The sun is, in fact, a “second-generation star” formed out of a cloud of dust and gas that contained within it the remains of earlier stars that had lived out their lifetimes and exploded, strewing their material into space.
If we leave that discrepancy out of consideration, there remain two points to be made out of this “Chaos-into-Cosmos” progression, which the Biblical tale of creation and the scientific view have in common.
First, it implies the eternal existence of the raw material out of which the Universe is fashioned, so that the problem of “But where did it all come from?” is no more answered by the Bible than by science.

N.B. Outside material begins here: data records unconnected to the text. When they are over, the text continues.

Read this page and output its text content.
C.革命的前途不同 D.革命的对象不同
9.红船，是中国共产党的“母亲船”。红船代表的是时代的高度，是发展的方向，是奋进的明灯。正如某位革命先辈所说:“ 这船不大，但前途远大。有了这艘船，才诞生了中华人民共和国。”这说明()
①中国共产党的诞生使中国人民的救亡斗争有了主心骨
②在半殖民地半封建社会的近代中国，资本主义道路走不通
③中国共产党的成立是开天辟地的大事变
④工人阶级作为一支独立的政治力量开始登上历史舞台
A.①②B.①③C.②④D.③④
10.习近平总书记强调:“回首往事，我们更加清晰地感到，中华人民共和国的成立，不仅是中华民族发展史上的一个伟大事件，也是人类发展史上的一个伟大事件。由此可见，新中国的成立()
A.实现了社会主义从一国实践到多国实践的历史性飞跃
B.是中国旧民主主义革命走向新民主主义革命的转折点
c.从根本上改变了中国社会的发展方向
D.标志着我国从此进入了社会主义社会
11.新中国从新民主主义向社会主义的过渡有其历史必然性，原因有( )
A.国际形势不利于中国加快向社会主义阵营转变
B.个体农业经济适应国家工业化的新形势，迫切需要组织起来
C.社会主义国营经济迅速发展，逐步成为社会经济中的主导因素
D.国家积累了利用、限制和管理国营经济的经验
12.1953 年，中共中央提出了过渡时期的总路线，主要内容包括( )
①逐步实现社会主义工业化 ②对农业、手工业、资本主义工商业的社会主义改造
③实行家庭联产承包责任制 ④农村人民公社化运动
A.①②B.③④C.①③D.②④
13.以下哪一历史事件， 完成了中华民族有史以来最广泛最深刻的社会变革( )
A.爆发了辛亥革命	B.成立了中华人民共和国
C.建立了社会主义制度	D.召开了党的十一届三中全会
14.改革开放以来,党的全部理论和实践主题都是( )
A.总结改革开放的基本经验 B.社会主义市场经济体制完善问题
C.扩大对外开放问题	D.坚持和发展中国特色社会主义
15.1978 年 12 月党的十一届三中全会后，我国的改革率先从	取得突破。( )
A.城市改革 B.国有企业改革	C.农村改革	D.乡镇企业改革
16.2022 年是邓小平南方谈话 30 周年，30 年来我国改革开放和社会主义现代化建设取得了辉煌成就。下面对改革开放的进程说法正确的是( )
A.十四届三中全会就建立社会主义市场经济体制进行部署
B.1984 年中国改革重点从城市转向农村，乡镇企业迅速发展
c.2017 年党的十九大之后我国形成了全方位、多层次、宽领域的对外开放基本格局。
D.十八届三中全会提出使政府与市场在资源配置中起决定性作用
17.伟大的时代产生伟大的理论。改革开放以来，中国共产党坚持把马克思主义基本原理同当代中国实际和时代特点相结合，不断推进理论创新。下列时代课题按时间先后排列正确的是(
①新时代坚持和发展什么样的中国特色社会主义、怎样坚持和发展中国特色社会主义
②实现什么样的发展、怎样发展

Second, there is an important scientific generalization, the second law of thermodynamics, which holds that, on the whole, there is a general, overall progression from order to disorder. The formation of the solar system and of the galaxies would seem to move in a direction counter to that which the second law of thermodynamics would enforce.
Does this imply that the laws of science are inadequate to explain the creation of the solar system and the galaxies and that we must postulate the existence of God-who alone is capable of overriding the second law of thermodynamics when necessary? This is something I will return to.
10. The verse goes on to emphasize the chaos in the beginning, for darkness is a symbol of chaos.
That is natural. An orderly nature with everything in its place is clearly evident in the light. Let the darkness fall, particularly in a strange place, and we no longer have the benefit of order. We do not know where anything is, and we must stumble and grope as though chaos had come again.